Jacques de Pange °1770, pair de France
Huitième discours sur l'amendement proposé par M. le Marquis de Pange, à l'article 1er de la loi d'indemnité, 18 avril 1825
(Règne de Charles X, frère de Louis XVIII et de Louis XVI)
Messieurs,
En répondant à M. le président du Conseil des ministres, et en combattant une disposition du projet de loi qu'il soutient aujourd'hui, je me sens appuyé par lui-même, puisque je défends son premier système; car l'amendement sur lequel nous délibérons n'a d'autre objet que de retrancher de l'article 1er ces expressions : indemnité due, qui ne se trouvaient pas dans le projet de loi tel que le ministère l'avait présenté à l'autre chambre.
M. le comte de Villèle vient même encore de dire à vos seigneuries qu'il avait cru d'abord ce mot due inutile, parce qu'il était évident que le gouvernement n'aurait pas demandé à la nation un si grand sacrifice, si ce sacrifice n'avait pas été fondé sur la justice; mais, la justice exigeant ce sacrifice, on ne pouvait nier que l'indemnité ne fût due, et que la nouvelle rédaction qui reconnaissait cette dette ne fût plus complète que la première.

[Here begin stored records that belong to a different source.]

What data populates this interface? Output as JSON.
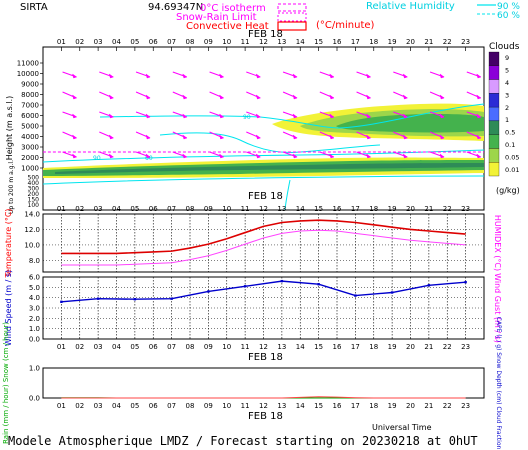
{
  "header": {
    "site": "SIRTA",
    "code": "94.69347N",
    "iso_label": "0°C isotherm",
    "snow_label": "Snow-Rain Limit",
    "conv_label": "Convective Heat",
    "conv_unit": "(°C/minute)",
    "rh_label": "Relative Humidity",
    "rh_90": "90 %",
    "rh_60": "60 %"
  },
  "colors": {
    "magenta": "#ff00ff",
    "red": "#ff0000",
    "cyan": "#00e5ee",
    "blue": "#0000cc",
    "green": "#00aa00"
  },
  "date_label": "FEB 18",
  "hours": [
    "01",
    "02",
    "03",
    "04",
    "05",
    "06",
    "07",
    "08",
    "09",
    "10",
    "11",
    "12",
    "13",
    "14",
    "15",
    "16",
    "17",
    "18",
    "19",
    "20",
    "21",
    "22",
    "23"
  ],
  "footer": {
    "model": "Modele Atmospherique LMDZ / Forecast starting on 20230218 at 0hUT",
    "xlabel": "Universal Time"
  },
  "chart_data": [
    {
      "type": "heatmap",
      "title": "Clouds",
      "ylabel": "Height (m a.s.l.)",
      "ylabel2": "Up to 200 m a.g.l.",
      "yticks_upper": [
        "11000",
        "10000",
        "9000",
        "8000",
        "7000",
        "6000",
        "5000",
        "4000",
        "3000",
        "2000",
        "1000"
      ],
      "yticks_lower": [
        "500",
        "400",
        "300",
        "200",
        "150",
        "100"
      ],
      "colorbar_title": "Clouds",
      "colorbar_unit": "(g/kg)",
      "colorbar_ticks": [
        "9",
        "5",
        "4",
        "3",
        "2",
        "1",
        "0.5",
        "0.1",
        "0.05",
        "0.01"
      ],
      "colorbar_colors": [
        "#440066",
        "#8b00d8",
        "#d89bff",
        "#2b2bd5",
        "#4a6cff",
        "#2e8b57",
        "#44b24d",
        "#9dd64a",
        "#f2f237"
      ],
      "rh_contour_labels": [
        "60",
        "90"
      ]
    },
    {
      "type": "line",
      "ylabel": "Temperature (°C)",
      "ylabel_right": "HUMIDEX (°C)",
      "ylim": [
        6.5,
        14
      ],
      "yticks": [
        "14.0",
        "12.0",
        "10.0",
        "8.0"
      ],
      "x": [
        1,
        2,
        3,
        4,
        5,
        6,
        7,
        8,
        9,
        10,
        11,
        12,
        13,
        14,
        15,
        16,
        17,
        18,
        19,
        20,
        21,
        22,
        23
      ],
      "series": [
        {
          "values": [
            8.9,
            8.9,
            8.9,
            8.9,
            9.0,
            9.1,
            9.2,
            9.6,
            10.1,
            10.8,
            11.6,
            12.4,
            12.9,
            13.1,
            13.2,
            13.1,
            12.9,
            12.6,
            12.3,
            12.0,
            11.8,
            11.6,
            11.4
          ]
        },
        {
          "values": [
            7.4,
            7.4,
            7.4,
            7.4,
            7.5,
            7.6,
            7.7,
            8.1,
            8.6,
            9.3,
            10.1,
            10.9,
            11.5,
            11.8,
            11.9,
            11.8,
            11.5,
            11.2,
            10.9,
            10.6,
            10.4,
            10.2,
            10.0
          ]
        }
      ]
    },
    {
      "type": "line",
      "ylabel": "Wind Speed (m / s)",
      "ylabel_right": "Wind Gust (m / s)",
      "ylim": [
        0,
        6
      ],
      "yticks": [
        "6.0",
        "5.0",
        "4.0",
        "3.0",
        "2.0",
        "1.0",
        "0.0"
      ],
      "x": [
        1,
        3,
        5,
        7,
        9,
        11,
        13,
        15,
        17,
        19,
        21,
        23
      ],
      "series": [
        {
          "values": [
            3.6,
            3.9,
            3.85,
            3.9,
            4.6,
            5.1,
            5.6,
            5.3,
            4.2,
            4.5,
            5.2,
            5.5
          ]
        }
      ]
    },
    {
      "type": "line",
      "ylabel": "Rain (mm / hour) Snow (cm / hour)",
      "ylabel_right": "CAPE (J / g) Snow Depth (cm) Cloud Fraction",
      "ylim": [
        0,
        1
      ],
      "yticks": [
        "1.0",
        "0.0"
      ],
      "x": [
        1,
        2,
        3,
        4,
        5,
        6,
        7,
        8,
        9,
        10,
        11,
        12,
        13,
        14,
        15,
        16,
        17,
        18,
        19,
        20,
        21,
        22,
        23
      ],
      "series": [
        {
          "values": [
            0.01,
            0.01,
            0.01,
            0.0,
            0.0,
            0.0,
            0.0,
            0.0,
            0.0,
            0.0,
            0.0,
            0.0,
            0.0,
            0.0,
            0.0,
            0.0,
            0.0,
            0.0,
            0.0,
            0.0,
            0.0,
            0.0,
            0.0
          ]
        },
        {
          "values": [
            0.0,
            0.0,
            0.0,
            0.0,
            0.0,
            0.0,
            0.0,
            0.0,
            0.0,
            0.0,
            0.0,
            0.0,
            0.0,
            0.02,
            0.04,
            0.03,
            0.01,
            0.0,
            0.0,
            0.0,
            0.0,
            0.0,
            0.0
          ]
        }
      ]
    }
  ]
}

Je ne puis partager, messieurs, cette opinion; et, sans rappeler qu'il eût été peut-être plus politique de ne point songer à guérir une de nos plaies, lorsqu'on ne peut les cicatriser toutes, je dirai que le mot due, loin d'être un simple changement de rédaction, qui rende l'art. 1er de la loi plus clair et plus complet, change totalement le système de la loi, en altère le principe, et nous éloigne malheureusement du but que cette loi semblait vouloir atteindre. Au lieu d'un acte de politique, de magnanimité, de conciliation, cette loi devient un acte judiciaire et rigoureux.
Ce n'est plus un appel à la générosité nationale pour soulager de grands malheurs et guérir une des plaies profondes, triste fruit de nos discordes civiles; ce n'est plus une transaction faite pour concilier des intérêts opposés, rapprocher les esprits, effacer les ressentiments; c'est un procès que nous devons juger entre des créanciers et des débiteurs, entre des propriétaires émigrés, déportés, ou condamnés révolutionnairement, et la nation qui doit, disent-ils, les dédommager de leurs pertes. Ce ne sont plus des sentiments d'humanité, d'équité, d'union et d'oubli qu'on veut exciter; c'est la justice qu'on invoque.

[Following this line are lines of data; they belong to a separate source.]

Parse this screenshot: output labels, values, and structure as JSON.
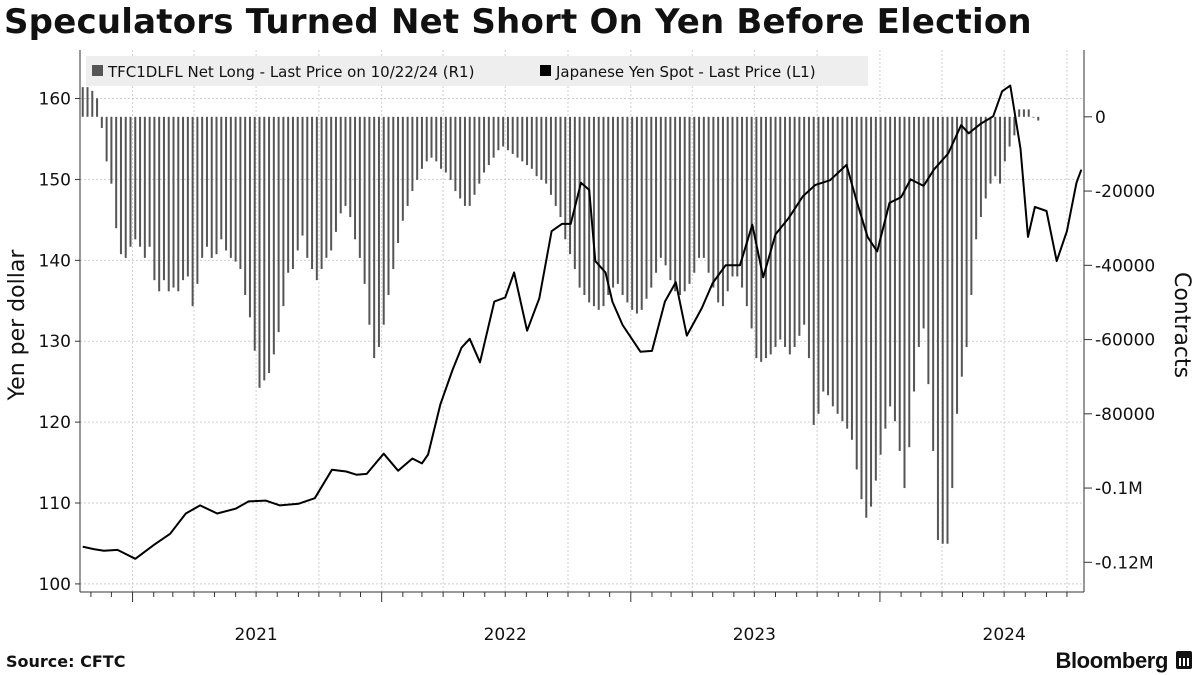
{
  "title": "Speculators Turned Net Short On Yen Before Election",
  "source": "Source: CFTC",
  "brand": "Bloomberg",
  "colors": {
    "bars": "#555555",
    "line": "#000000",
    "grid": "#cfcfcf",
    "legend_bg": "#eeeeee"
  },
  "chart_data": [
    {
      "type": "bar",
      "axis": "right",
      "name": "TFC1DLFL Net Long - Last Price on 10/22/24 (R1)",
      "ylabel": "Contracts",
      "ylim": [
        -128000,
        18000
      ],
      "yticks": [
        0,
        -20000,
        -40000,
        -60000,
        -80000,
        -100000,
        -120000
      ],
      "ytick_labels": [
        "0",
        "-20000",
        "-40000",
        "-60000",
        "-80000",
        "-0.1M",
        "-0.12M"
      ],
      "x_start": "2020-10-20",
      "x_step_days": 7,
      "values": [
        8000,
        8000,
        7000,
        5000,
        -3000,
        -12000,
        -18000,
        -30000,
        -37000,
        -38000,
        -35000,
        -33000,
        -35000,
        -38000,
        -35000,
        -44000,
        -47000,
        -44000,
        -47000,
        -46000,
        -47000,
        -44000,
        -43000,
        -51000,
        -45000,
        -38000,
        -35000,
        -38000,
        -37000,
        -33000,
        -36000,
        -38000,
        -39000,
        -41000,
        -48000,
        -54000,
        -63000,
        -73000,
        -71000,
        -69000,
        -64000,
        -58000,
        -51000,
        -42000,
        -41000,
        -36000,
        -32000,
        -38000,
        -41000,
        -44000,
        -41000,
        -38000,
        -36000,
        -31000,
        -26000,
        -24000,
        -27000,
        -33000,
        -38000,
        -45000,
        -56000,
        -65000,
        -62000,
        -56000,
        -48000,
        -41000,
        -34000,
        -28000,
        -24000,
        -20000,
        -17000,
        -14000,
        -12000,
        -11000,
        -12000,
        -14000,
        -15000,
        -17000,
        -20000,
        -22000,
        -24000,
        -24000,
        -21000,
        -18000,
        -15000,
        -13000,
        -11000,
        -9000,
        -8000,
        -9000,
        -10000,
        -11000,
        -12000,
        -13000,
        -14000,
        -16000,
        -17000,
        -18000,
        -21000,
        -24000,
        -27000,
        -33000,
        -37000,
        -41000,
        -46000,
        -48000,
        -50000,
        -51000,
        -52000,
        -51000,
        -48000,
        -46000,
        -45000,
        -48000,
        -50000,
        -52000,
        -53000,
        -52000,
        -49000,
        -46000,
        -42000,
        -38000,
        -40000,
        -44000,
        -47000,
        -48000,
        -47000,
        -45000,
        -42000,
        -38000,
        -38000,
        -42000,
        -46000,
        -50000,
        -51000,
        -47000,
        -43000,
        -43000,
        -46000,
        -51000,
        -57000,
        -65000,
        -66000,
        -65000,
        -64000,
        -62000,
        -60000,
        -62000,
        -64000,
        -62000,
        -59000,
        -56000,
        -65000,
        -83000,
        -80000,
        -74000,
        -75000,
        -78000,
        -80000,
        -82000,
        -84000,
        -87000,
        -95000,
        -103000,
        -108000,
        -105000,
        -98000,
        -91000,
        -84000,
        -78000,
        -82000,
        -90000,
        -100000,
        -89000,
        -74000,
        -62000,
        -57000,
        -72000,
        -90000,
        -114000,
        -115000,
        -115000,
        -100000,
        -80000,
        -70000,
        -62000,
        -48000,
        -33000,
        -27000,
        -22000,
        -18000,
        -16000,
        -18000,
        -12000,
        -8000,
        -5000,
        2000,
        2000,
        2000,
        0,
        -1000
      ]
    },
    {
      "type": "line",
      "axis": "left",
      "name": "Japanese Yen Spot - Last Price (L1)",
      "ylabel": "Yen per dollar",
      "ylim": [
        99,
        166
      ],
      "yticks": [
        100,
        110,
        120,
        130,
        140,
        150,
        160
      ],
      "x": [
        "2020-10-20",
        "2020-11-05",
        "2020-11-20",
        "2020-12-10",
        "2021-01-05",
        "2021-02-01",
        "2021-02-25",
        "2021-03-20",
        "2021-04-10",
        "2021-05-05",
        "2021-06-01",
        "2021-06-20",
        "2021-07-15",
        "2021-08-05",
        "2021-09-01",
        "2021-09-25",
        "2021-10-20",
        "2021-11-10",
        "2021-11-25",
        "2021-12-10",
        "2022-01-04",
        "2022-01-25",
        "2022-02-15",
        "2022-03-01",
        "2022-03-10",
        "2022-03-28",
        "2022-04-15",
        "2022-04-28",
        "2022-05-10",
        "2022-05-25",
        "2022-06-15",
        "2022-07-01",
        "2022-07-14",
        "2022-08-02",
        "2022-08-20",
        "2022-09-07",
        "2022-09-22",
        "2022-10-05",
        "2022-10-20",
        "2022-11-01",
        "2022-11-10",
        "2022-11-25",
        "2022-12-05",
        "2022-12-20",
        "2023-01-15",
        "2023-02-01",
        "2023-02-20",
        "2023-03-08",
        "2023-03-24",
        "2023-04-15",
        "2023-05-01",
        "2023-05-20",
        "2023-06-10",
        "2023-06-28",
        "2023-07-14",
        "2023-08-01",
        "2023-08-20",
        "2023-09-10",
        "2023-09-28",
        "2023-10-20",
        "2023-11-13",
        "2023-11-28",
        "2023-12-14",
        "2023-12-28",
        "2024-01-15",
        "2024-02-01",
        "2024-02-15",
        "2024-03-05",
        "2024-03-20",
        "2024-04-10",
        "2024-04-29",
        "2024-05-10",
        "2024-05-28",
        "2024-06-15",
        "2024-06-28",
        "2024-07-10",
        "2024-07-25",
        "2024-08-05",
        "2024-08-15",
        "2024-09-01",
        "2024-09-16",
        "2024-10-01",
        "2024-10-15",
        "2024-10-22"
      ],
      "values": [
        104.6,
        104.3,
        104.1,
        104.2,
        103.1,
        104.8,
        106.2,
        108.7,
        109.7,
        108.7,
        109.3,
        110.2,
        110.3,
        109.7,
        109.9,
        110.6,
        114.1,
        113.9,
        113.5,
        113.6,
        116.1,
        114.0,
        115.5,
        114.9,
        116.0,
        122.2,
        126.5,
        129.2,
        130.3,
        127.4,
        134.9,
        135.4,
        138.5,
        131.3,
        135.3,
        143.6,
        144.5,
        144.5,
        149.6,
        148.7,
        139.9,
        138.5,
        134.9,
        132.0,
        128.7,
        128.8,
        134.9,
        137.3,
        130.7,
        134.1,
        137.2,
        139.4,
        139.4,
        144.4,
        137.9,
        143.2,
        145.2,
        147.9,
        149.3,
        149.9,
        151.8,
        147.3,
        142.9,
        141.1,
        147.1,
        147.8,
        150.0,
        149.2,
        151.2,
        153.2,
        156.7,
        155.7,
        156.9,
        157.8,
        160.9,
        161.6,
        153.8,
        142.9,
        146.6,
        146.1,
        139.9,
        143.6,
        149.6,
        151.2
      ]
    }
  ]
}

M. le ministre des finances sait aussi bien que moi qu'il est plusieurs genres de justice : il est une justice morale, une douce vertu qui nous porte à adoucir, à soulager le malheur, même celui dont on ne peut nous imputer la cause; il est juste de faire ce bien quand on le peut et de faire de grands sacrifices pour alléger de grandes peines et consoler de longues souffrances.
C'est dans ce sens que l'indemnité, proposée pour terminer de funestes divisions et pour dédommager un grand nombre de Français victimes des lois révolutionnaires, est conforme à la justice.

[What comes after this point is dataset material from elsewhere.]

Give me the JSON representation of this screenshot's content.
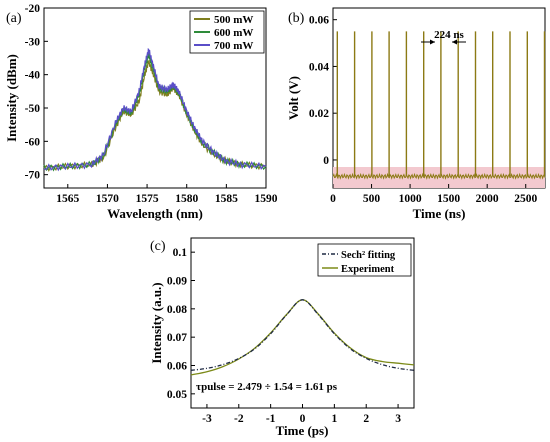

Mais, dès que cet acte de munificence, de générosité, change de formes, et se présente comme l'acquittement d'une dette non contestée, tel que le commande la justice dans les tribunaux, ne voit§on pas qu'alors on remet en question tout ce qu'il fallait laisser dans l'oubli, et que la nation s'étonne de se voir, pour ainsi dire, condamnée à payer une dette qu'elle eût été prête à s'acquitter volontairement , pour répondre à un appel fait par la sagesse royale à la générosité française.
Le premier projet présenté par le ministère était un acte d'union, de conciliation; et je crains que le projet, tel qu'il a été amendé, ne ressuscite des ressentiments qu'il fallait calmer, des animosités qu'il fallait éteindre.
Déjà nous en avons vu les funestes résultats : des débats dont nous déplorons tous la vivacité, l'amertume, d'anciennes et dangereuses questions réveillées sur les différentes lignes que chacun a suivies dans ces temps de troubles, sur les diverses manières de considérer le devoir et l'honneur, soit au dedans, soit au dehors de la France.
Après trente ans de calamités, de passions, qu'il est affligeant de voir renouveler des accusations réciproques, des reproches mutuels ! Parler de dettes, lorsque tant de pertes ont été éprouvées; de justice rigoureuse, quand de part et d'autre on a commis tant de fautes, souffert tant de malheurs; lorsque les traces d'une longue révolution ont laissé partout tant de plaies à cicatriser, est-ce le moyen de rapprocher les coeurs et de raffermir la paix ?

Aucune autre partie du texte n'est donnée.